Employees at Eskom were called into a presentation by Eskom chair and acting CEO Jabu Mabuza in August, at which Eskom’s turnaround plan was presented. But this was considered by unions to be a meeting without any standing as it met none of the requirements of the formal processes outlined in recognition agreements.

While the labour hurdle is the most daunting, it is not insurmountable. Linked to the green fund is the concept of creating “a just transition fund”, which would focus on creating job opportunities for those workers and communities who will lose out in the accelerated transition away from coal. Because of the urgency of solving the Eskom crisis and the urgency to reduce climate change effects, workers are in a more powerful position than usual to negotiate a deal for their members.

But for the green plan to fly, co-operation must also be secured from other quarters. Mineral resources minister Gwede Mantashe looks reluctant to commit to a separation of Eskom into stand-alone companies responsible for its three main functions of power generation, transmission and management of the national grid, and distribution at a local level.

Speaking at an investor event in London recently, Mantashe described the Eskom split as a “functional” split in which the three entities all remain wholly owned and controlled by Eskom.

But freeing the transmission company — which would own and manage the national grid — from Eskom ownership is critical to the energy transition. If the transmission company remains within Eskom it will not have the incentives in place to seek out and buy the cheapest forms of energy available. Without this crucial leg in which the market is liberalised, the energy transition will not proceed.

For most of the past six months the Treasury has also been sceptical about the fund.
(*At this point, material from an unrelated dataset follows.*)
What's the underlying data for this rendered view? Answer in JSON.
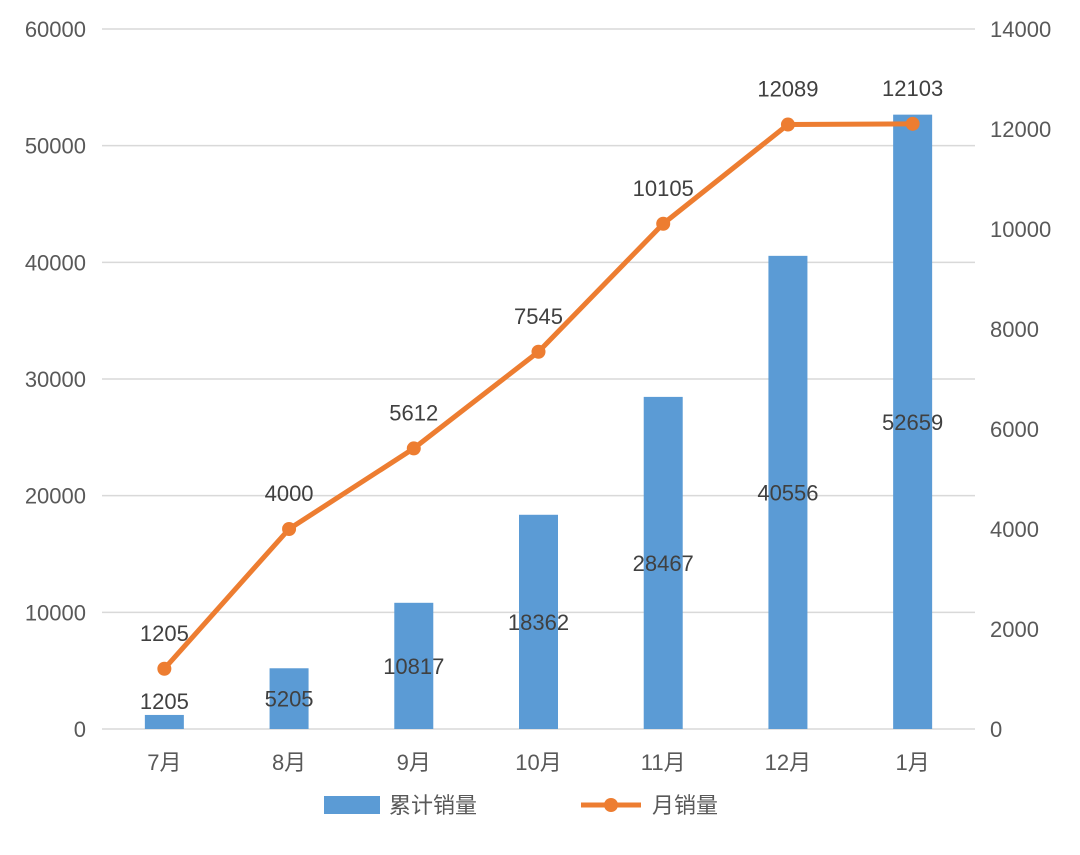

The stock response has been to say “debt is debt”, whether it sits in Eskom, on the national government balance sheet or in a green SPV. That stance seems to be softening now with the realisation that savings could be made, which right now — given the fiscal pressure the country is facing — is a pressing need.

It is a big and bold idea. It is the sort of of idea that SA really needs. But accepting it is going to take courage all round.